A iniciativa busca dar uma nova destinação a um passivo ambiental abundante na região, transformando-o em um produto capaz de melhorar a fertilidade do solo, aumentar a eficiência da adubação e reduzir a dependência de fertilizantes minerais convencionais.

Os fertilizantes estão sendo desenvolvidos nas formas granulada e peletizada, formatos que facilitam o armazenamento, o transporte e a aplicação no campo. Além disso, os estudos apontam que os organominerais proporcionam liberação gradual dos nutrientes, favorecendo o aproveitamento pelas plantas e contribuindo para sistemas produtivos mais eficientes e sustentáveis.

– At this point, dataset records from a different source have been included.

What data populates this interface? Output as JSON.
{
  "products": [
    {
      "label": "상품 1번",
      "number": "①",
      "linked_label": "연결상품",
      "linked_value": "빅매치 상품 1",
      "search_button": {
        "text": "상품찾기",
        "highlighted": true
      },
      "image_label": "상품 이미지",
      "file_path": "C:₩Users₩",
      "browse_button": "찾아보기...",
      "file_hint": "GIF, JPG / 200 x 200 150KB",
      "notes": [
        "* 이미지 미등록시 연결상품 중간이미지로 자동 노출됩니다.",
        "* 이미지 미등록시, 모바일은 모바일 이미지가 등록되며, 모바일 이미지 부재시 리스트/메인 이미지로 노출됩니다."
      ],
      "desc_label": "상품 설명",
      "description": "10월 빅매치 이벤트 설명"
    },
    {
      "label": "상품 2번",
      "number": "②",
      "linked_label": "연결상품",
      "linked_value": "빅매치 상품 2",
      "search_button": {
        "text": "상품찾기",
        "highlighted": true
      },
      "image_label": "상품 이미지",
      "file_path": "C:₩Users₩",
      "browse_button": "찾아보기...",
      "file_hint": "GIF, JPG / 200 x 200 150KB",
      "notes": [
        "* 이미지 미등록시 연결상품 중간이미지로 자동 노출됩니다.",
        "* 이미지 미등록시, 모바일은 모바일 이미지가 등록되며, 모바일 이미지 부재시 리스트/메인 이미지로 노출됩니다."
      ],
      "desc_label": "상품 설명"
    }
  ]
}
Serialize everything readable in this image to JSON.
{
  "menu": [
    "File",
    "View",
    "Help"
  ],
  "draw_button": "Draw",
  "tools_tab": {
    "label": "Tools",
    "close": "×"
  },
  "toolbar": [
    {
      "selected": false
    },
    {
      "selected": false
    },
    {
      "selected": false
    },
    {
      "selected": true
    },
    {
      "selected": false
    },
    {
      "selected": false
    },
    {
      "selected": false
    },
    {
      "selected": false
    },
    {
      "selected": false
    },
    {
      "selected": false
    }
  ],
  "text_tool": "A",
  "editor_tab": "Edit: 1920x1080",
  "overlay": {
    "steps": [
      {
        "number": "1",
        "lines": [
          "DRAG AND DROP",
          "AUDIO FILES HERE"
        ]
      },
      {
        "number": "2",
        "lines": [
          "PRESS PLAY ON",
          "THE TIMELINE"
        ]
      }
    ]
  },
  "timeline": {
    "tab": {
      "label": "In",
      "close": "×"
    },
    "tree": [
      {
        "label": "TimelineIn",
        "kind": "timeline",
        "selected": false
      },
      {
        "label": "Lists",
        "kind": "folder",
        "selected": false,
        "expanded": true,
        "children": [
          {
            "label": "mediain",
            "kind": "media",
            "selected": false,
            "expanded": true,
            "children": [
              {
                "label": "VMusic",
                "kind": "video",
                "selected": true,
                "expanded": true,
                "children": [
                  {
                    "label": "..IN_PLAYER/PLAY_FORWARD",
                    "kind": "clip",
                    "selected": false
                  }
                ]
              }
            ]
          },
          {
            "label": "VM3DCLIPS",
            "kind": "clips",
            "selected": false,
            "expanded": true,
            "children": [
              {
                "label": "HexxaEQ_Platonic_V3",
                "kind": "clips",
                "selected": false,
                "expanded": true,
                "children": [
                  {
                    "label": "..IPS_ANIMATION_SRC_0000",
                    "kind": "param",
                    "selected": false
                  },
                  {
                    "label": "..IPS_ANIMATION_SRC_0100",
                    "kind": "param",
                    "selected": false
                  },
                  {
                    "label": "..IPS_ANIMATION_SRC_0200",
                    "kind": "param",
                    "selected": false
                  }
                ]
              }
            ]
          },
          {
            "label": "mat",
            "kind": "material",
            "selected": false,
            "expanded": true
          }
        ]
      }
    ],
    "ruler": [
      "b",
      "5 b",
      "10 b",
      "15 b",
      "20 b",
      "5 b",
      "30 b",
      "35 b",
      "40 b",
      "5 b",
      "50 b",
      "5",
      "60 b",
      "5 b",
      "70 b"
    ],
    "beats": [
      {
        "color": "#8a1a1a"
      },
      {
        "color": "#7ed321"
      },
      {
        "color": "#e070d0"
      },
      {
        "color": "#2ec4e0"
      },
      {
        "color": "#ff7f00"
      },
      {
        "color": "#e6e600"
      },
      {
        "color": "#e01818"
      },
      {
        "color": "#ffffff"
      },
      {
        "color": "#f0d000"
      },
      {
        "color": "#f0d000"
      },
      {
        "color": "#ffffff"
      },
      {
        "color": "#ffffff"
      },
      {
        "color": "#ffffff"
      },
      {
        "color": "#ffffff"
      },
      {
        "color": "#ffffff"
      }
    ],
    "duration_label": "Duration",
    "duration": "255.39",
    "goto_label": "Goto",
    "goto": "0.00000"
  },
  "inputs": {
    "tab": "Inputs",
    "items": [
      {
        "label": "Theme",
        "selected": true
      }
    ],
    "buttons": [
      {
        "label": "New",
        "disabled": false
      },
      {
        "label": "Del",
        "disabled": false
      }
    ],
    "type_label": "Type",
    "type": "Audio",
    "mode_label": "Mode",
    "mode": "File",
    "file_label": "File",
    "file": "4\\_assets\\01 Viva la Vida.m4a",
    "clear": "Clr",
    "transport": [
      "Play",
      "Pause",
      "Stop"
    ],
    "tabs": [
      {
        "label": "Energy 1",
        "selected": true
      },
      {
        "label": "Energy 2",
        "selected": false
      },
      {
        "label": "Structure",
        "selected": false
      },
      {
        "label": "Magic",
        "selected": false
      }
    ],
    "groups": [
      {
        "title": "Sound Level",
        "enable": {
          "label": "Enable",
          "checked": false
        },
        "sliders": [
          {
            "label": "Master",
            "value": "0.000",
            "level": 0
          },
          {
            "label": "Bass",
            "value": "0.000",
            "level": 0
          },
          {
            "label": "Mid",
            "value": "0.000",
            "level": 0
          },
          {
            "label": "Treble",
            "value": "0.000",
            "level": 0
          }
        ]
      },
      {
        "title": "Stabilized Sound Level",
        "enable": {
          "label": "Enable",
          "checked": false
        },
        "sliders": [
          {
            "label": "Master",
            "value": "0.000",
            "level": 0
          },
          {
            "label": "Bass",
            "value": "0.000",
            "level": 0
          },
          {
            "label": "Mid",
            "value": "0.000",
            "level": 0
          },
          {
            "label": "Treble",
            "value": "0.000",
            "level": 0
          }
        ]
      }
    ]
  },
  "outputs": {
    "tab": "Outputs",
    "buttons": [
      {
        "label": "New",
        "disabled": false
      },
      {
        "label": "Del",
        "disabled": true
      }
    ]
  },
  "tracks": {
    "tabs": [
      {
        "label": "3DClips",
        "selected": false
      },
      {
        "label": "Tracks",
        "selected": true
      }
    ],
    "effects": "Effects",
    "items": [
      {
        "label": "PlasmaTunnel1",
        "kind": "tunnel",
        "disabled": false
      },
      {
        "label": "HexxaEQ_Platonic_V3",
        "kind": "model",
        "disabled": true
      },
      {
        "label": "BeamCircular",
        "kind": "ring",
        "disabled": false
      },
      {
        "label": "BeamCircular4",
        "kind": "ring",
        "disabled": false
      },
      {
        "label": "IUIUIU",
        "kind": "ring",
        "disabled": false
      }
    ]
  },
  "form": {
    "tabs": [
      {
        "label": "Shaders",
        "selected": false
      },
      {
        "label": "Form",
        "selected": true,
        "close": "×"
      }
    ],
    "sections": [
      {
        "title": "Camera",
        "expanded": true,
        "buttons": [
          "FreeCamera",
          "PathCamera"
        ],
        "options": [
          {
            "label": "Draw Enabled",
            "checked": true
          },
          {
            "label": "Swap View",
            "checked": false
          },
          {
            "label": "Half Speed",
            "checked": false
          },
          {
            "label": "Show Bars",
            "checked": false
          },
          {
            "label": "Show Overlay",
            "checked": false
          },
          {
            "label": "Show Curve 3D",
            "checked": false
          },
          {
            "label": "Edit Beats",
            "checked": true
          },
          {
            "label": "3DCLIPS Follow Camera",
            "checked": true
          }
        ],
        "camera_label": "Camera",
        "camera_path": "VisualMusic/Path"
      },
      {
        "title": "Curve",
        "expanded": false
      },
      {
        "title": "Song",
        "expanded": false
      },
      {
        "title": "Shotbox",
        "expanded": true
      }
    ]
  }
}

A pesquisa é coordenada pela professora doutora Edna Maria Bonfim, da Universidade Federal de Rondonópolis (UFR), e integra os projetos “Construção e regulagem de um granulador de disco rotativo na produção de organomineral com cinza vegetal como matéria-prima” e “Tecnologia e processos de produção de fertilizantes organominerais utilizando cinza vegetal como matéria-prima”, ambos financiados pelo Governo de Mato Grosso, por meio da Fapemat, e com parceria com o Conselho Nacional de Desenvolvimento Científico e Tecnológico (CNPq).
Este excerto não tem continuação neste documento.